To capture these complexities, the model runs on a modified supercomputer consisting of up to 384 processors working in parallel (“like many desktop computers all working together,” Khangaonkar says). The result is a predictive tool that is already being applied to critical policy questions in the region. In recent years, the Washington State Department of Ecology began using the model to understand how nutrients from wastewater might be diminishing Puget Sound’s water quality. That work led to ongoing discussions about the future of the region’s wastewater treatment plants, and the model has been at the center of policy debates that could affect hundreds of millions of dollars in treatment plant retrofits.

But the model has quickly become a framework for probing many other scientific questions. Its open source software is designed to be used by anyone, and scientists from many different disciplines are now plugging in their data.

“Work at the center will focus on the use of the model to take on other issues of regional importance,” says Dr. Joel Baker, director of the Puget Sound Institute. “It allows a really well-designed and well-built model to be more widely used. We can now bring critical questions from policymakers back to the scientific community and ask, ‘Can you model this?’”

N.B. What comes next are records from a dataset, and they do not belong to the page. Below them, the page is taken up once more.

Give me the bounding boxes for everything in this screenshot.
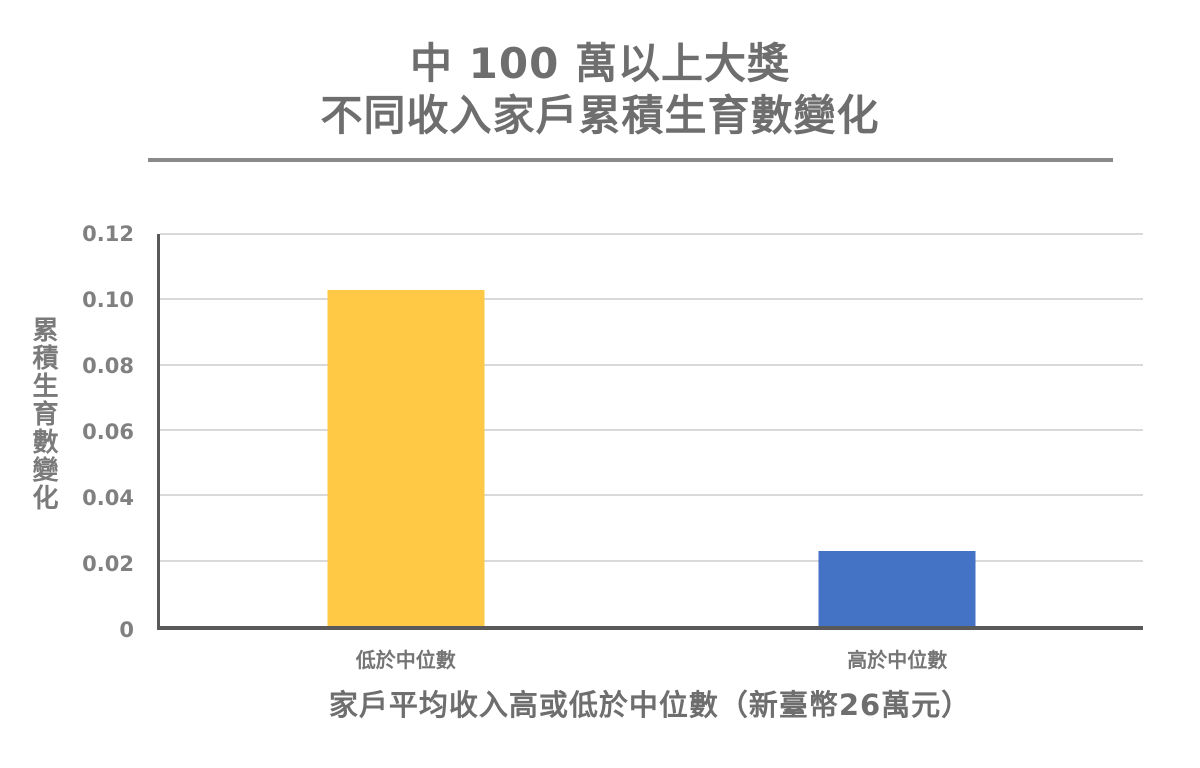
- y-tick-label: 0.08: [82, 354, 134, 379]
- gridline: [160, 363, 1143, 366]
- y-axis-title: 累積生育數變化: [28, 316, 58, 512]
- category-label: 低於中位數: [355, 648, 456, 672]
- x-axis-title: 家戶平均收入高或低於中位數（新臺幣26萬元）: [328, 688, 972, 722]
- gridline: [160, 429, 1143, 431]
- y-tick-label: 0.06: [82, 420, 134, 444]
- bar-1: [327, 289, 485, 626]
- y-tick-label: 0.02: [82, 552, 134, 577]
- y-tick-label: 0.10: [82, 288, 134, 312]
- y-tick-label: 0: [119, 618, 134, 642]
- chart-title: 中 100 萬以上大獎 不同收入家戶累積生育數變化: [0, 38, 1200, 142]
- gridline: [160, 559, 1143, 562]
- title-divider: [148, 158, 1113, 162]
- bar-slot: 高於中位數: [652, 234, 1144, 672]
- category-label: 高於中位數: [847, 648, 948, 672]
- gridline: [160, 298, 1143, 301]
- gridline: [160, 494, 1143, 497]
- chart-title-line2: 不同收入家戶累積生育數變化: [320, 91, 880, 140]
- gridline: [160, 233, 1143, 235]
- y-tick-label: 0.04: [82, 486, 134, 511]
- bar-slot: 低於中位數: [160, 234, 652, 672]
- y-tick-labels: 0 0.02 0.04 0.06 0.08 0.10 0.12: [0, 223, 134, 641]
- chart-title-line1: 中 100 萬以上大獎: [410, 39, 790, 88]
- bars-container: 低於中位數 高於中位數: [160, 234, 1144, 672]
- plot-area: 低於中位數 高於中位數: [157, 233, 1144, 672]
- bar-2: [818, 550, 976, 626]
- y-tick-label: 0.12: [82, 222, 134, 246]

Puget Sound's orcas are among the species experiencing contamination from PCBs.
Puget Sound’s orcas are among the species experiencing contamination from PCBs.

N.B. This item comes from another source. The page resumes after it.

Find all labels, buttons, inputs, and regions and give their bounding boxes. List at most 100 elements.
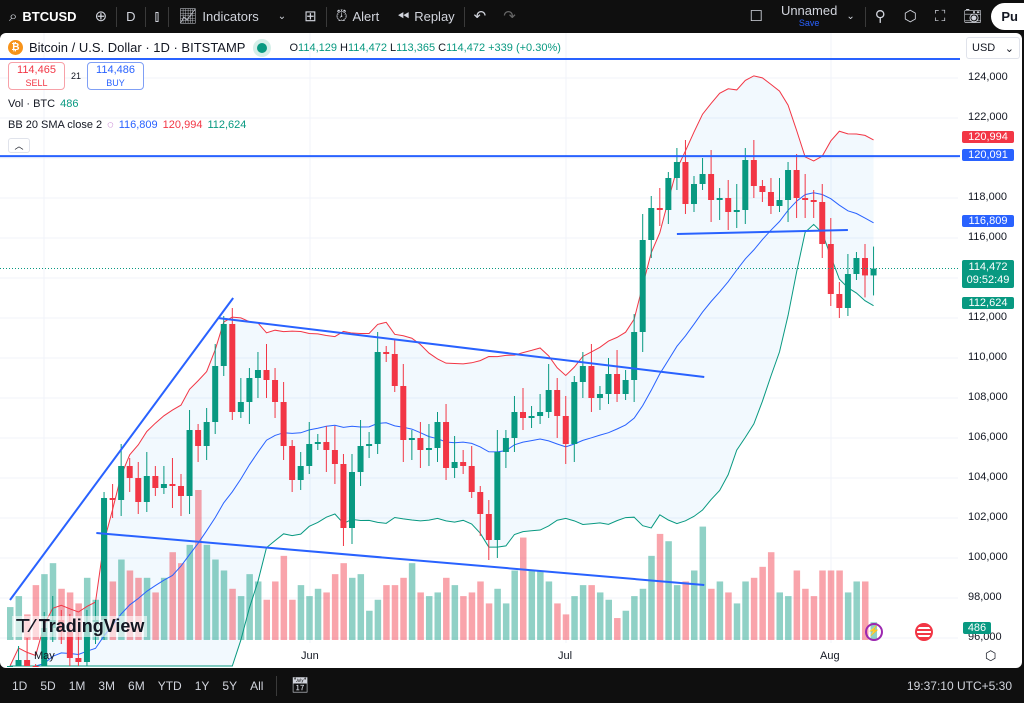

One such question concerns the fate of toxic PCBs in Puget Sound. Scientists have noted that levels of PCBs have remained relatively constant in parts of the food web, despite efforts to remove them from sediments on the seafloor. Some theorize that legacy PCBs are entering Puget Sound through stormwater and are being cycled through the estuary without settling to the bottom. Puget Sound Institute scientists and their collaborators at the Washington Department of Fish and Wildlife are using simulations of the Salish Sea Model to better understand how important contaminants are moving throughout the Salish Sea.

“If it turns out this is true, just cleaning up the sediments may not fix the problem,” says Puget Sound Institute research scientist Andy James, one of the principal investigators on the project. Knowing how toxic contaminants move through the system could help policymakers identify the best places to focus their cleanup efforts, potentially reducing the amounts of harmful chemicals in fish that humans eat such as salmon.

Other mysteries currently being addressed by the model include the short-term effects of ocean warming on giant Pacific octopus populations, predictions of sea level rise impacts on estuary restoration, and the potential ways that eelgrass might offset ocean acidification.

In addition to its work with the Salish Sea Model, the center will also work with other organizations to combine information from computer simulations such as NOAA’s Atlantis food web model, EPA’s VELMA watershed model, or the University of Washington’s LiveOcean model which addresses water flow into the Salish Sea through the California Current.